Démonstration dynamique des capacités C2 par le général Borel, COMDAOA

 

«Nous avons choisi de vous présenter l’actualité des opérations aériennes à travers nos trois missions majeures : protection, dissuasion, intervention immédiate (…), a déclaré le général Denis Mercier, chef d’état-major de l’armée de l’air (CEMAA). Les récents engagements l’ont rappelé: en Libye, au Mali et plus récemment en Irak avec l’apport d’aide humanitaire. (…) Le cœur de compétence de l’armée de l’air réside dans cette réactivité et cette aptitude à être engagée ou désengagée au dernier moment. Cette réactivité que nous démontrons au quotidien est structurée par nos deux missions permanentes que sont la protection et la dissuasion. Conduites depuis les années 1960, ces deux missions d’excellence absolue ne souffrent pas l’échec.»

 

Durant cette matinée, plusieurs tableaux se sont succédé.

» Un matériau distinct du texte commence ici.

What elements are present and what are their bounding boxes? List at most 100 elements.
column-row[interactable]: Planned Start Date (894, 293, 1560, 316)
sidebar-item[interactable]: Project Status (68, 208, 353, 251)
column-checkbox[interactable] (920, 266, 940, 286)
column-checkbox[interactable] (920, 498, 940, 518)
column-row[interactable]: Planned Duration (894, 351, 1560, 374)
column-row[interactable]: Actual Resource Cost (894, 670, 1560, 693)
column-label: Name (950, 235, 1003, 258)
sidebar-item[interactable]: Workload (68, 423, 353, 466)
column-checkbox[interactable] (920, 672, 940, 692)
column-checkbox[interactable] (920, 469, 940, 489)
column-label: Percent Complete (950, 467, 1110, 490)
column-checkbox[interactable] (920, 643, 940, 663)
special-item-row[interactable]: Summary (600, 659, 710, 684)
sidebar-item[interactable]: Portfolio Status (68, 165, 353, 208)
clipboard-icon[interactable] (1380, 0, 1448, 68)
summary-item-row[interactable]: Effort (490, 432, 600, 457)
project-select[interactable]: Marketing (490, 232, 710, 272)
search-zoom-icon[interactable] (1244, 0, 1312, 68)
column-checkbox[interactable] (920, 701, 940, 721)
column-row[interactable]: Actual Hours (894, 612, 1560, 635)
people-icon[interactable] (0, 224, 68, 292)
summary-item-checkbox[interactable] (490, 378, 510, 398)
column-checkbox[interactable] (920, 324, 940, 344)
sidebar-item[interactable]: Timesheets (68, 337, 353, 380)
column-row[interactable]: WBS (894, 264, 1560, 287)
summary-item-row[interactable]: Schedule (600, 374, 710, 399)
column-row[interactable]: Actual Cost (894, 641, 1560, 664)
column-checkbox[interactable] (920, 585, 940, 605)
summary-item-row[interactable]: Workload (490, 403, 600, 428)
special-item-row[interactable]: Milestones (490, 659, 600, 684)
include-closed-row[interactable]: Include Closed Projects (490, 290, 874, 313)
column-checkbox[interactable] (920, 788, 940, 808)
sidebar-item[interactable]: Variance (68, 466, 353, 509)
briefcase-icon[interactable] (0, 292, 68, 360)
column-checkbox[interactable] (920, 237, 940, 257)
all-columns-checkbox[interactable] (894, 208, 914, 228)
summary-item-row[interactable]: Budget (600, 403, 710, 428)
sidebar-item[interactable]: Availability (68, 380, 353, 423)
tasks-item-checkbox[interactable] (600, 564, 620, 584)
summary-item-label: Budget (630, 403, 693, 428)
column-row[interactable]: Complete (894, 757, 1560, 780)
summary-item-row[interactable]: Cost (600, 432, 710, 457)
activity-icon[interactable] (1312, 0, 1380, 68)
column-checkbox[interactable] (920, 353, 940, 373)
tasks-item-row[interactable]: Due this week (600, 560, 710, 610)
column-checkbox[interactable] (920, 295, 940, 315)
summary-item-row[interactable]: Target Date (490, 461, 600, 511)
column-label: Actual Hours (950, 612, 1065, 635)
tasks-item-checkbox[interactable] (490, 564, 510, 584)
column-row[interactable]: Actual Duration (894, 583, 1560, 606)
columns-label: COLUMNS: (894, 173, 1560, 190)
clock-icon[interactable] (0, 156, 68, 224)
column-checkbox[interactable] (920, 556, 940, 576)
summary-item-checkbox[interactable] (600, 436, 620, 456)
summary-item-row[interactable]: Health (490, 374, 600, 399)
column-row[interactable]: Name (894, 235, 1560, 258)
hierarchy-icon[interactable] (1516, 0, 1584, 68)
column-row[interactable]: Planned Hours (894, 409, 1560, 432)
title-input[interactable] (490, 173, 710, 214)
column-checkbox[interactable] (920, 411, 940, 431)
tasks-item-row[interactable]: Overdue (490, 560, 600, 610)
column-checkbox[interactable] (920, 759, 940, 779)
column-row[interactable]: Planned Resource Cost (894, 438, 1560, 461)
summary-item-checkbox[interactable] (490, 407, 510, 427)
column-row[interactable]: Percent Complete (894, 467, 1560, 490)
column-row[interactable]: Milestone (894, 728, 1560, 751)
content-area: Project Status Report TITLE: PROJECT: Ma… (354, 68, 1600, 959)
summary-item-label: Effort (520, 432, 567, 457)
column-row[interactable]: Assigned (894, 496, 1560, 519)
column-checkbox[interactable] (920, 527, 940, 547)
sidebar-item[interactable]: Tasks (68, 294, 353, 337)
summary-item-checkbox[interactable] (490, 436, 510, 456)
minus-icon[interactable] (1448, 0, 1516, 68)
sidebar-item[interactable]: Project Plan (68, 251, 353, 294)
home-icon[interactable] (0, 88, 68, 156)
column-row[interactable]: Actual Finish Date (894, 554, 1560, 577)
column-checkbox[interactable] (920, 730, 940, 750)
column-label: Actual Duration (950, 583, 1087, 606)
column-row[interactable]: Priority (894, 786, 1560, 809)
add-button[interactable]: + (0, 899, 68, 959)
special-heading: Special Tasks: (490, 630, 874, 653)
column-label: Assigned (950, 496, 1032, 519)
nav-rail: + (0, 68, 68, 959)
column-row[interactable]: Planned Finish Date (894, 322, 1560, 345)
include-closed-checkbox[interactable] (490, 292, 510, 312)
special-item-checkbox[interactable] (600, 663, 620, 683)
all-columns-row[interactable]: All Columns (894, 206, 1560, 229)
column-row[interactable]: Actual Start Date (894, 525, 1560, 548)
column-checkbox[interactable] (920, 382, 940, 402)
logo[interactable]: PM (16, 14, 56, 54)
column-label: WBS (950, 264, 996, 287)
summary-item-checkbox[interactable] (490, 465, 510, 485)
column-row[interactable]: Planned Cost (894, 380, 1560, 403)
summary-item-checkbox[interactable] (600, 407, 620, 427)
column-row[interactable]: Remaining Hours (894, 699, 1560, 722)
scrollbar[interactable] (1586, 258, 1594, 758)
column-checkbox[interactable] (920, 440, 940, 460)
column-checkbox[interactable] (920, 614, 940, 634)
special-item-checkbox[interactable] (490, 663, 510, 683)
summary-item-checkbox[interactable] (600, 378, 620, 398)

L’ensemble étant orchestré par le général Jean-Jacques Borel, commandant la défense aérienne et les opérations aériennes (CDAOA) : mesures de police du ciel, mission de ciblage en OPEX par un drone Reaper, visioconférence en temps réel avec les commandants d’opérations au Sahel et en Afghanistan, démonstrations de recherche et de sauvetage au combat…

 

Plus de 400 participants étaient réunis pour cette Université de la Défense

Plus de 400 participants étaient réunis pour cette Université de la Défense

 

Le maintien en condition opérationnelle: enjeu stratégique

 

Au terme de cette Université d’Été de la Défense, la base aérienne 106 a également servi d’écrin à la deuxième édition du salon ADS-UAV Show, événement dédié au maintien en condition opérationnelle (MCO) aéronautique de Défense.

 

Partenaire de cet événement majeur, l’armée de l’air a, à cette occasion, exposé de nombreux moyens tels que les systèmes de maintenance aéronautique associés au Mirage 2000 et au Rafale… «En tant qu’intégrateur du MCO aéronautique pour le ministère de la Défense, notre présence à ce salon est totalement naturelle, explique le général Guy Girier, directeur central de la structure intégrée de maintien en condition opérationnelle des matériels aéronautiques de la défense (SIMMAD). (…) Ce salon permet de présenter notre rôle et nos missions, qui sont parfois méconnus. Cela nous permet également d’échanger avec nos partenaires, au sein des armées ou du monde industriel.»